I was looking at the derailleur cable guide that is mounted to the underside of the bottom bracket and it doesnt quite sit on there nicely. I would like to see a picture of how you guys have installed yours and how the extra cable tubing might be applied to prevent the cable from eating into the frame. Thanks!!


----------



## ISL56 (Apr 28, 2006)

I purchased the frame, with no headset or seat post on Ebay in August. Like others here, the frame had no serial number, nor a cable stay on the bottom of the bottom bracket.

I love the ride. It kicks butt on uphills.

Took the DA 7800 kit from an AL/Carbon Bikesdirect Motobecane I was riding and used that to build-up the bike.
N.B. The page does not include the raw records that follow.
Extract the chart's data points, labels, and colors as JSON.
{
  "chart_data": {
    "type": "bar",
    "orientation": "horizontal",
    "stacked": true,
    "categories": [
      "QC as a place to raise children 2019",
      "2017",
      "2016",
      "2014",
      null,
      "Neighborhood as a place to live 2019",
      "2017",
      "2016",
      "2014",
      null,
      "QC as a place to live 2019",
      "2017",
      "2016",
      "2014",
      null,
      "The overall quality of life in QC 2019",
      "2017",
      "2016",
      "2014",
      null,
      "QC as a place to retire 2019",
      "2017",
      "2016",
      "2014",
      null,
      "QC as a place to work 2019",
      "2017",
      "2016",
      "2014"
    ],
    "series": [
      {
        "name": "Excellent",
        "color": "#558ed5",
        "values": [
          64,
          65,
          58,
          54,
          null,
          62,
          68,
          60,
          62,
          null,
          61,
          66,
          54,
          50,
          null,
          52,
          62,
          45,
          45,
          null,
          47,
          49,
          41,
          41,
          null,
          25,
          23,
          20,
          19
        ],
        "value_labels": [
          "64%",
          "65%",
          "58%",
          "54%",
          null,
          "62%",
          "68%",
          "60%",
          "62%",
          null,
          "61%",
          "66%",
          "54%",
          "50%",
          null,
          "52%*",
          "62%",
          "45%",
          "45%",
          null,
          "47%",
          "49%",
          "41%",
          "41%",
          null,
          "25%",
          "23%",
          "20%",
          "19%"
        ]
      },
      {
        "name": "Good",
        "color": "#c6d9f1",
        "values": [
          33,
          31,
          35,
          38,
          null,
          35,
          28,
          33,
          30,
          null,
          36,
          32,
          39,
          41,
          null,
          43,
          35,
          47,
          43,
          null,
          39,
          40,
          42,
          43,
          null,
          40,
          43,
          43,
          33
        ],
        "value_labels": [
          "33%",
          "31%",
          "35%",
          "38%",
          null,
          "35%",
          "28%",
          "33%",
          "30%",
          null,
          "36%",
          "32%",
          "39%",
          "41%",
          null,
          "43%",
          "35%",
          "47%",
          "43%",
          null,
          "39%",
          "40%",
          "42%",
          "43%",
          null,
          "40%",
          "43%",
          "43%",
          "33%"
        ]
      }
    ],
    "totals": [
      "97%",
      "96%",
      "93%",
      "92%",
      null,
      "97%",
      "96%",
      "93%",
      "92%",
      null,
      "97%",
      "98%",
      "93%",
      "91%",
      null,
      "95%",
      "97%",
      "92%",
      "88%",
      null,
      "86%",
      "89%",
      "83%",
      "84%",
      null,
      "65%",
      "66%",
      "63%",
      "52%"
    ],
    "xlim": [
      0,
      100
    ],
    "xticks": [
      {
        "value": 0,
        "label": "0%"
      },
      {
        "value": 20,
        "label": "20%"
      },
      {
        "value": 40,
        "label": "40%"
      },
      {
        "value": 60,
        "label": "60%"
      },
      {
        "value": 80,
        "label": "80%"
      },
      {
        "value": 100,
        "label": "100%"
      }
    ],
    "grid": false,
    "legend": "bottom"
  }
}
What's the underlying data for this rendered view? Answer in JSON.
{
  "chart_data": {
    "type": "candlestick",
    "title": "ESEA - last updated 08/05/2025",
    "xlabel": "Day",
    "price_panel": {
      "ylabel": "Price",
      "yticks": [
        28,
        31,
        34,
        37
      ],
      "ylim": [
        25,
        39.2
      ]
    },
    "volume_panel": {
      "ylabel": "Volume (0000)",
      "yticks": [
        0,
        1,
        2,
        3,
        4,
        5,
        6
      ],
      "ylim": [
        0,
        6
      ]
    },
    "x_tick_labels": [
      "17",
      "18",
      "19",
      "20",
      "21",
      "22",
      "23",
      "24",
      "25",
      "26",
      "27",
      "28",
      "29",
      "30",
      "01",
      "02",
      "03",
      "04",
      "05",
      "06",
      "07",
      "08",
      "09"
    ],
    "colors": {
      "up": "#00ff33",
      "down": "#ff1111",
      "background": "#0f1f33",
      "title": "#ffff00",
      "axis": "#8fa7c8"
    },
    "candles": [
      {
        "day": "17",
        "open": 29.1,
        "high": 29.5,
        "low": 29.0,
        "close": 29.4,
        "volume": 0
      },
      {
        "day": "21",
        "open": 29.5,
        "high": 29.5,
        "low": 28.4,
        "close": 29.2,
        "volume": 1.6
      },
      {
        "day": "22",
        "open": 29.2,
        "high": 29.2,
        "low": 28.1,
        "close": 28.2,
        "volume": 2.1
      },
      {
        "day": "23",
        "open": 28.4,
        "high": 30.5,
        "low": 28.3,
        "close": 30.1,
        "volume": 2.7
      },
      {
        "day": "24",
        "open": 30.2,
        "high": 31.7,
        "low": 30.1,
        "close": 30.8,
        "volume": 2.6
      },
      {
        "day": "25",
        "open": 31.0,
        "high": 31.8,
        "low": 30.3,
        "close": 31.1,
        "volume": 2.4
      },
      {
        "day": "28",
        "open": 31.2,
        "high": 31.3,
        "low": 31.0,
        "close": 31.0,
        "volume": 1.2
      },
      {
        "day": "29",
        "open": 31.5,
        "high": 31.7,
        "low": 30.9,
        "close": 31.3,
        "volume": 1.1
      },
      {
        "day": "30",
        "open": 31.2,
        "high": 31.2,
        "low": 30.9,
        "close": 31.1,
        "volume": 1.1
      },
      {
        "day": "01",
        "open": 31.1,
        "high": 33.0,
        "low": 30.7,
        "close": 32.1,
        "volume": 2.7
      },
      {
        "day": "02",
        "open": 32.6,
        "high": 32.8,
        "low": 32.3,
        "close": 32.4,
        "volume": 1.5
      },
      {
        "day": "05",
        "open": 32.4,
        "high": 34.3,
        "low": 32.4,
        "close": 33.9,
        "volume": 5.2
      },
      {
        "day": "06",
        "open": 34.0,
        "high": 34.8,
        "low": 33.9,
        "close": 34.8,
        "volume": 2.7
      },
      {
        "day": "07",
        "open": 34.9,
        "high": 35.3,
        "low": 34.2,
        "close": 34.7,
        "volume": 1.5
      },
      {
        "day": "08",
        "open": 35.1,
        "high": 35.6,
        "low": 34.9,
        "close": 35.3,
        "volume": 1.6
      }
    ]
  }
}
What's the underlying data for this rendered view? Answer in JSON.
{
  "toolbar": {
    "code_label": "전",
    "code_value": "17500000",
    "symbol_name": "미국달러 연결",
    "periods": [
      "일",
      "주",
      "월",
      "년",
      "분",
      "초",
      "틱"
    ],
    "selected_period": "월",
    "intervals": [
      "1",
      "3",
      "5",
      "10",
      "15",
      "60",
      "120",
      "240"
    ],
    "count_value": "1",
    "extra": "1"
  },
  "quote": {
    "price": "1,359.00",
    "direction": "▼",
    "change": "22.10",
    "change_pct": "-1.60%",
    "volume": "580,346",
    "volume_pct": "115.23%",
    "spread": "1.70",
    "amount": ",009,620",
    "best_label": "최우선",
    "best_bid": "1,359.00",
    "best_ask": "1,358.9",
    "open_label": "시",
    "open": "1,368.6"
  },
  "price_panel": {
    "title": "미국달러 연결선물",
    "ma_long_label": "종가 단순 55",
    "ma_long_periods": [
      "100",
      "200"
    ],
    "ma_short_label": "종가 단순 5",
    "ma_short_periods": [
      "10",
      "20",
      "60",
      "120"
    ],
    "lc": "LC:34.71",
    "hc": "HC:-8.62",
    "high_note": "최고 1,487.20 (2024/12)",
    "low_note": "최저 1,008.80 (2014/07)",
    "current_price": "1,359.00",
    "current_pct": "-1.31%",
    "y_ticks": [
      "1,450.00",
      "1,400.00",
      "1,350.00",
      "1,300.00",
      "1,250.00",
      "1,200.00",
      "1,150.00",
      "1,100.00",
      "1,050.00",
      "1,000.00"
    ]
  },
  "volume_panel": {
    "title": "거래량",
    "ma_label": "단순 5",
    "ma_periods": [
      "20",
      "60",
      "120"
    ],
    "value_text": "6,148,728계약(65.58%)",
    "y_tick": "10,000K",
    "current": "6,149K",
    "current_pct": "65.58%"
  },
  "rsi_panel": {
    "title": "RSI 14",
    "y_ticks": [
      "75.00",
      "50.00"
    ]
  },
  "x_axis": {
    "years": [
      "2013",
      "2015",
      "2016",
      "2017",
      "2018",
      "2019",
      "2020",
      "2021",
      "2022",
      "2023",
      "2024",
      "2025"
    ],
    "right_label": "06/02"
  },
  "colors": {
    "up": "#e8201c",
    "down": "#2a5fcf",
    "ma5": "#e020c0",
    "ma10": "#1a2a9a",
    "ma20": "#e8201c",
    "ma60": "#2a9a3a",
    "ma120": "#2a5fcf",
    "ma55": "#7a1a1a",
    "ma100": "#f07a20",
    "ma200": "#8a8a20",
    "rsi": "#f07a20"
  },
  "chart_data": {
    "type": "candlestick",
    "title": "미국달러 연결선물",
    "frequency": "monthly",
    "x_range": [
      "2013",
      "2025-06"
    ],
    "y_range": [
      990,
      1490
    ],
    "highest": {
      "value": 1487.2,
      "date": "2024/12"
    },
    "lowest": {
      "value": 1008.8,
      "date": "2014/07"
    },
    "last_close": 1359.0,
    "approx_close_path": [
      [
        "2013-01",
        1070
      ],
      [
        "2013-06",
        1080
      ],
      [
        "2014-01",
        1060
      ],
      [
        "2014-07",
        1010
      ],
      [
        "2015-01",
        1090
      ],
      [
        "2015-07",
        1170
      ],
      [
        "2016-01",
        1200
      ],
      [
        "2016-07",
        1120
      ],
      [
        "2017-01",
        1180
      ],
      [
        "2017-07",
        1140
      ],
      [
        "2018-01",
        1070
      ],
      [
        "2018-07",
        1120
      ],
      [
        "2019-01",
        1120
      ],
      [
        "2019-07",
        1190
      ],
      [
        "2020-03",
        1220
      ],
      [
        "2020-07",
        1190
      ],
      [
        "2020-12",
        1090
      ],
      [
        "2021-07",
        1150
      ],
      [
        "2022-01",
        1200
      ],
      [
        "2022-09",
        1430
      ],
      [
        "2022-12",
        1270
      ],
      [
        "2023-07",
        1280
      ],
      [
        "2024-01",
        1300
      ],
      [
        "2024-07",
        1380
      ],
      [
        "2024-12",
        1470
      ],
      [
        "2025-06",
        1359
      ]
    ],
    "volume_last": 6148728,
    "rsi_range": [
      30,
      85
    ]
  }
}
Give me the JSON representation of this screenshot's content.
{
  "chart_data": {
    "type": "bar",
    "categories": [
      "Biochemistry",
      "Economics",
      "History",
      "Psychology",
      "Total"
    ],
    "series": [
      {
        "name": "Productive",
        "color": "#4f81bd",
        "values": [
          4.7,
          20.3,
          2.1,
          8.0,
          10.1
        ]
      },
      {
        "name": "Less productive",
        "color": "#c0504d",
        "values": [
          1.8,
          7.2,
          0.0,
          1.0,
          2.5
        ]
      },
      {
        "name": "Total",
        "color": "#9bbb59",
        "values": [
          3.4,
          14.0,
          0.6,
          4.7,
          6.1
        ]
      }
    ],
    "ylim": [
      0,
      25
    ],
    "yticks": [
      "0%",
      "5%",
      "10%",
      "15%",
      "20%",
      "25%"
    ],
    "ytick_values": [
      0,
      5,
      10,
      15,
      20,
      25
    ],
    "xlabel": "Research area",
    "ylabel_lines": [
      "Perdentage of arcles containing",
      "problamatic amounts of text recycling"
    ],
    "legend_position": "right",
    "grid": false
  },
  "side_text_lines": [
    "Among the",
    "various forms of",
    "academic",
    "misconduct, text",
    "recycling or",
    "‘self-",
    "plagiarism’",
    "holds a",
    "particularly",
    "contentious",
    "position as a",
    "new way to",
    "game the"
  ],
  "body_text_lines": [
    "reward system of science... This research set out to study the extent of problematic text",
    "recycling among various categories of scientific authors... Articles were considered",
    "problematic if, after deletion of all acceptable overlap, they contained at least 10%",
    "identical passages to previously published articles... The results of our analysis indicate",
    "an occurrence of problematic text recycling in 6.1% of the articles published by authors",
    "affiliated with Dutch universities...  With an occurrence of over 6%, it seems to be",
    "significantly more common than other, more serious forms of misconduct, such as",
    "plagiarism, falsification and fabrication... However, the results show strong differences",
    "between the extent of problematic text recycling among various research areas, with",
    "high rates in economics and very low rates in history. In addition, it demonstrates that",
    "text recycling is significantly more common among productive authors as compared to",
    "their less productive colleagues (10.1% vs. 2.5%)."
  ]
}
I also took from the Moto an Easton EC 90 seat post, Syntace Stem, Carbon Lord carbon bars, Reynolds integrated fork with a new Cane Creek IS-8 head set. Am using the Motobecane's Richey WCS wheels that now have nearly 10k on them.

I'm still riding on the cheap-ass TI knock-off seat that came from the Motobecane. The seat's comfortable, and I have nearly 10,000 miles on it.....

During the 7000 rider Hilly Hundred in Bloomington, IN last weekend, I saw 5000 treks, 1500 Specialized', one Motobecane, and a couple of Felts. So it was nice to be riding something different.

And the carbon was nice on the body.....I took the bike the LBS for a check after I built it up- they were amazed at the price, and what I had for the money.

So what if there's no warranty......


----------



## brentster (Jul 12, 2007)

Congrats. That's funny about your Century. I feel exactly the same way and like having a somewhat unique bike.


----------



## johnalex (Aug 6, 2008)

warranties are for bad riders!

Where are the pics of the bike?


----------



## yakky (May 7, 2008)

I gotta say, after a few weeks and several rides, this frame is amazing compared to my old aluminum frame (with carbon fork and stays). I'd have to drop the pressure to about 40-50lbs on the other bike to get as smooth of a ride. When I get up and crank, the frame feels very solid and the power goes where it should, not to flex.

Too bad its not a rare sight in my area, I regularly see Felts on the MUT around here, lots of folks with lots of $.


----------



## ISL56 (Apr 28, 2006)

*Photos as requested*

This bike is a smooth ride. Everything came off of my Motobecane except the Braze-on front derailuer, and the Cane Creek IS8 headset. Notice the cheap knock-off seat with DA kit......I've done the 160 mi one-way, one-day Ride Across Indiana (RAIN) and 10,000 other miles on that cheap-ass seat!

The only original parts off the Moto are the DA kit, wheels, and seat. Everthing else upgraded for ride and/or fit.

No serial number on frame.


----------



## Kawboy8 (Feb 26, 2006)

*I have one too*

http://www.feltracing.com/09-catalog-international/road/performance-road/09-f5-sl-int.aspx


I have an F5, if you go the the Felt site and click on international, you will find it. I have last years model...and love it.


----------